Abstract 906: KIF6 Genetic Variant Predicts Effect of Intensive Statin Therapy on Death and Cardiovascular Events in the PROVE IT-TIMI 22 Trial
BACKGROUND: Genetic diversity can result in differential risk of disease and differential response to therapy in patients. The 719Arg variant of kinesin-like protein 6 (KIF6, a member of a family of molecular motors involved in intracellular transport) has been previously associated with increased risk of coronary events and greater benefit from pravastatin vs. placebo in the CARE and WOSCOPS trials. We therefore hypothesized that the benefit of intensive vs. moderate lipid-lowering therapy would be greater in carriers of 719Arg than in noncarriers.
METHODS: We investigated the interaction between KIF6 genotype and benefit of intensive statin therapy on reducing death and major CV events in 1778 patients in PROVE-IT TIMI 22, a randomized trial of high-dose atorvastatin (80mg) vs. standard-dose pravastatin (40mg) in patients with acute coronary syndromes. Cox proportional hazards models were used to adjust for traditional risk factors.
RESULTS: Benefit from intensive statin therapy was significantly greater in KIF6 719Arg carriers (hazard ratio 0.59, 95% CI 0.45– 0.77) than in noncarriers (hazard ratio 0.94, 95% CI 0.70 –1.22): P=0.018 for interaction between 719Arg carrier status and treatment. Carriers and noncarriers did not differ in achieved LDL cholesterol, C-reactive protein (CRP), or triglyceride levels.

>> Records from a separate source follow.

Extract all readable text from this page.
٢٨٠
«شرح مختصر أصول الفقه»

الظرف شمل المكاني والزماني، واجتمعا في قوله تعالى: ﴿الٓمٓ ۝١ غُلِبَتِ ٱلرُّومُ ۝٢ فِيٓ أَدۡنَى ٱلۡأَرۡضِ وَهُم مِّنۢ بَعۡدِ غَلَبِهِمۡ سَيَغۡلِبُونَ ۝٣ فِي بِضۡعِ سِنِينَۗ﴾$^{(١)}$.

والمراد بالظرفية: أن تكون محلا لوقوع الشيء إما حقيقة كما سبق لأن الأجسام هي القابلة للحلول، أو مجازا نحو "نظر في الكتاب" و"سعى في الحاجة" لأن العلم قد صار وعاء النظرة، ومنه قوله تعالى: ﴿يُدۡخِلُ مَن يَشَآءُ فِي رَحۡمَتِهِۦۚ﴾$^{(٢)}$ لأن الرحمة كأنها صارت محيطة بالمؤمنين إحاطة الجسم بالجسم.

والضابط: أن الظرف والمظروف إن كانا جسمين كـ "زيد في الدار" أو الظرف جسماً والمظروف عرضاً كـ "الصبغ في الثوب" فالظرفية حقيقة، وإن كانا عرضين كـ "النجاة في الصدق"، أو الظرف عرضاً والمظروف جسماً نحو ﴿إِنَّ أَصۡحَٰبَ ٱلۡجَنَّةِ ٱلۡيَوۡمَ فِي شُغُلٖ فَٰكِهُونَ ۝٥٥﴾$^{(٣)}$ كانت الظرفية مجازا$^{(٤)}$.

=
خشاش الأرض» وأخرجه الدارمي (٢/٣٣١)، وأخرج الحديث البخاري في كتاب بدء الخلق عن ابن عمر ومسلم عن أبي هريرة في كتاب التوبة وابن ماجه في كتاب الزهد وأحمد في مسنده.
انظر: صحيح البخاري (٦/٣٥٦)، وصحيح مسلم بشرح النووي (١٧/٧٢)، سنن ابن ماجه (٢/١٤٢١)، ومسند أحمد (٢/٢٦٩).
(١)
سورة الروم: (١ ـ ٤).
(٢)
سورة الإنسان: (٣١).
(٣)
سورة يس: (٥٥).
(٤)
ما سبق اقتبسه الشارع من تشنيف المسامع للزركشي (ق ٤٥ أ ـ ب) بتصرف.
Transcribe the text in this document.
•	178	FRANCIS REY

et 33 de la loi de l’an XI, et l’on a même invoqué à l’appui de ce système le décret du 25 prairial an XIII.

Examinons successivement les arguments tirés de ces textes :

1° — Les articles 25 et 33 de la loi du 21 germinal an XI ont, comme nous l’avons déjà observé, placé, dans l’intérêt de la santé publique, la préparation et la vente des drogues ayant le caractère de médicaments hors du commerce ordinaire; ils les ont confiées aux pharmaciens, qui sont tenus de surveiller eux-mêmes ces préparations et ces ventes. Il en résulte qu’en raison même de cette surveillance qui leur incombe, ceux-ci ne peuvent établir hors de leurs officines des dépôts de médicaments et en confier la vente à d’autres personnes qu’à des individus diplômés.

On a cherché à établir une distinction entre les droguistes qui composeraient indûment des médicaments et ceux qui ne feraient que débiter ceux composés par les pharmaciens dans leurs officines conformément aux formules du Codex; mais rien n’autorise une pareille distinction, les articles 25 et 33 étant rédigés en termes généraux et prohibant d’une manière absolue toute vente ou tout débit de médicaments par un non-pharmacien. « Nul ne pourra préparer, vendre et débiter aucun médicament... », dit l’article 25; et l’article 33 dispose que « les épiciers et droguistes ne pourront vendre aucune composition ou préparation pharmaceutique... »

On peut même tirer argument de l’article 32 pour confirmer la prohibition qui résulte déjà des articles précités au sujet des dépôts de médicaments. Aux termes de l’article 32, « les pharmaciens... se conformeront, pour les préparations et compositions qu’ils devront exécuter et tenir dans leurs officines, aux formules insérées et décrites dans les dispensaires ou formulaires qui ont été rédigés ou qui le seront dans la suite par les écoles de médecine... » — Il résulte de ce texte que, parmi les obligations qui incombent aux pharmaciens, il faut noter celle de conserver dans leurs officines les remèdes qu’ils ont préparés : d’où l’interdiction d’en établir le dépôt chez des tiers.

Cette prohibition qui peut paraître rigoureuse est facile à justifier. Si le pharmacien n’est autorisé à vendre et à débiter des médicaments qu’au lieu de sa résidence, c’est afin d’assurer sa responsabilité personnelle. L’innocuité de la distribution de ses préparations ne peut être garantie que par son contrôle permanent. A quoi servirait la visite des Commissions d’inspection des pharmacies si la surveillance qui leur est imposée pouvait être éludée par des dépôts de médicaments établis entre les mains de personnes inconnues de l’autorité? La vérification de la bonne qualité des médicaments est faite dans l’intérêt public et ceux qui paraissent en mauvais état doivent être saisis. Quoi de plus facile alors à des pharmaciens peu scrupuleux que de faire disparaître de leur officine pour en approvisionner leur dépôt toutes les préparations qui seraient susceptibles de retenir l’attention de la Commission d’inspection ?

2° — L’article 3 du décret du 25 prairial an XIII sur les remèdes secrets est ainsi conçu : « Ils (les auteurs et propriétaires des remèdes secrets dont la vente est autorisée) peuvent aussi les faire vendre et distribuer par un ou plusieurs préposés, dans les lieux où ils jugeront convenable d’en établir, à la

CONCLUSIONS: Carriers of 719Arg (59% of the population) receive significantly greater benefit from intensive statin therapy than do noncarriers, a superior benefit achieved through a mechanism distinct from lipid- or CRP-lowering. Functional studies of the KIF6 kinesin are warranted given the consistent relationship between Trp719Arg and statin benefit.